There is about a 1% chance that Protestants would have been so dazed and demoralised that Catesby's lot could actually have seized Princess Elizabeth and made her their stooge, and then there would have been a tolerance of Catholics and a reconversion of the nation to Catholicism later. But I wouldn't put that as more than a 1 in 100 chance.
The impact of the conspiracy
WW: What was the impact on James's popularity?
RH: The short-term impact for the government is enormous. It temporarily restores the union between James and the hearts and minds of his English subjects. The government actually gets a tame Parliament for a session or two, and the souring of the honeymoon atmosphere is eliminated for a time.
The trouble was that James himself was quite capable of alienating English public opinion in the long term because of his zeal for union with Scotland, because of his extravagant finances, because of his curious taste in beautiful young men with tapering legs all very unpopular things.
So despite the Gunpowder Plot, what would have been the natural course of events ran their own particular way, and James ended up a soured, sickly, unpopular monarch, for all his gifts and for all his good beginning.
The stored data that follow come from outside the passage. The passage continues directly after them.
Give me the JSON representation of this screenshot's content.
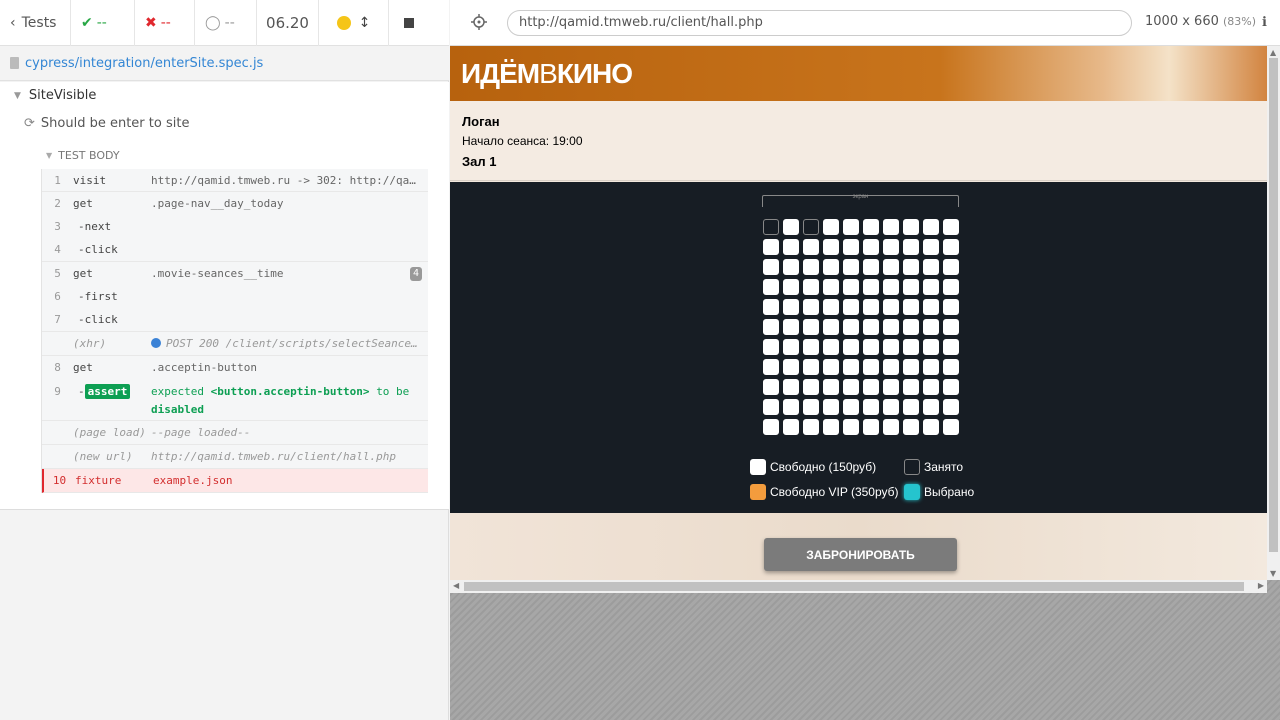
{
  "topbar": {
    "tests_label": "Tests",
    "passed": "--",
    "failed": "--",
    "pending": "--",
    "duration": "06.20"
  },
  "spec": {
    "file": "cypress/integration/enterSite.spec.js"
  },
  "suite": {
    "title": "SiteVisible"
  },
  "test": {
    "title": "Should be enter to site"
  },
  "test_body_label": "TEST BODY",
  "commands": [
    {
      "num": "1",
      "name": "visit",
      "message": "http://qamid.tmweb.ru -> 302: http://qam…"
    },
    {
      "num": "2",
      "name": "get",
      "message": ".page-nav__day_today"
    },
    {
      "num": "3",
      "name": "-next",
      "message": ""
    },
    {
      "num": "4",
      "name": "-click",
      "message": ""
    },
    {
      "num": "5",
      "name": "get",
      "message": ".movie-seances__time",
      "badge": "4"
    },
    {
      "num": "6",
      "name": "-first",
      "message": ""
    },
    {
      "num": "7",
      "name": "-click",
      "message": ""
    },
    {
      "num": "",
      "name": "(xhr)",
      "message": "POST 200 /client/scripts/selectSeance…"
    },
    {
      "num": "8",
      "name": "get",
      "message": ".acceptin-button"
    },
    {
      "num": "9",
      "name": "-",
      "assert_label": "assert",
      "message_parts": [
        "expected",
        "<button.acceptin-button>",
        "to be",
        "disabled"
      ]
    },
    {
      "num": "",
      "name": "(page load)",
      "message": "--page loaded--"
    },
    {
      "num": "",
      "name": "(new url)",
      "message": "http://qamid.tmweb.ru/client/hall.php"
    },
    {
      "num": "10",
      "name": "fixture",
      "message": "example.json"
    }
  ],
  "browser": {
    "url": "http://qamid.tmweb.ru/client/hall.php",
    "viewport": "1000 x 660",
    "zoom": "(83%)"
  },
  "app": {
    "logo_main": "ИДЁМ",
    "logo_v": "В",
    "logo_end": "КИНО",
    "movie_title": "Логан",
    "start_time": "Начало сеанса: 19:00",
    "hall": "Зал 1",
    "screen_label": "экран",
    "legend": {
      "free": "Свободно (150руб)",
      "taken": "Занято",
      "vip": "Свободно VIP (350руб)",
      "selected": "Выбрано"
    },
    "book_button": "ЗАБРОНИРОВАТЬ",
    "colors": {
      "free": "#ffffff",
      "taken": "#171d24",
      "vip": "#f39c3d",
      "selected": "#25c4ce"
    }
  }
}
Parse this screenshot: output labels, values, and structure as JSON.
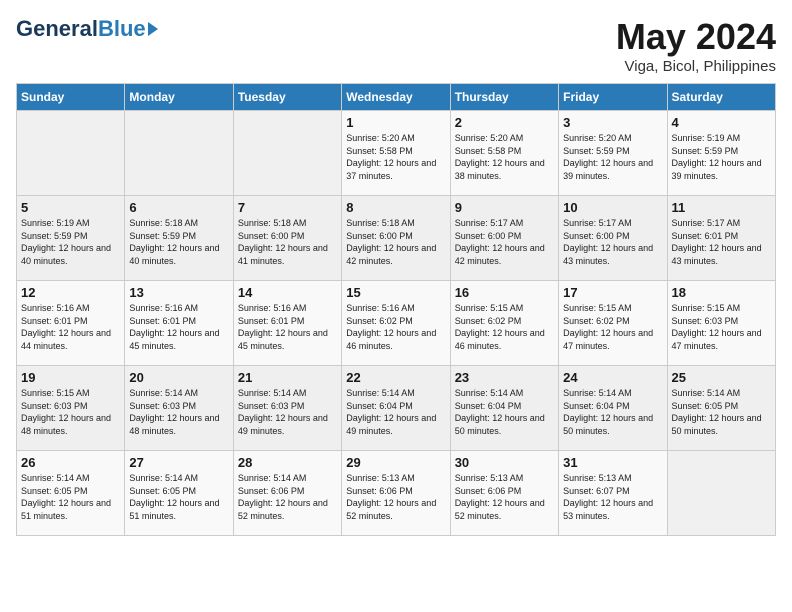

The only real long-term result was to make life worse for English Catholics.
WW: What was the impact for Protestantism in England?
RH: The impact of the Gunpowder conspiracy on English Protestantism is colossal and enduring.
It's no accident that it's Guy Fawkes on top of bonfires on 5 November. English Protestantism lacked festivals. One of the great selling points of the medieval church was the sheer number of holy days and the vividness and elaboration of religious ceremonial. Protestantism got rid of that, so what Protestants needed was something visually spectacular and emotionally exhilarating.
And the Gunpowder Plot actually gave them their first, really great national festivity, and that's why it has endured. It became part of popular culture and gave Protestants an opportunity, at the opening of winter, to let off steam in every possible way and to feel patriotic and holy while they were doing it.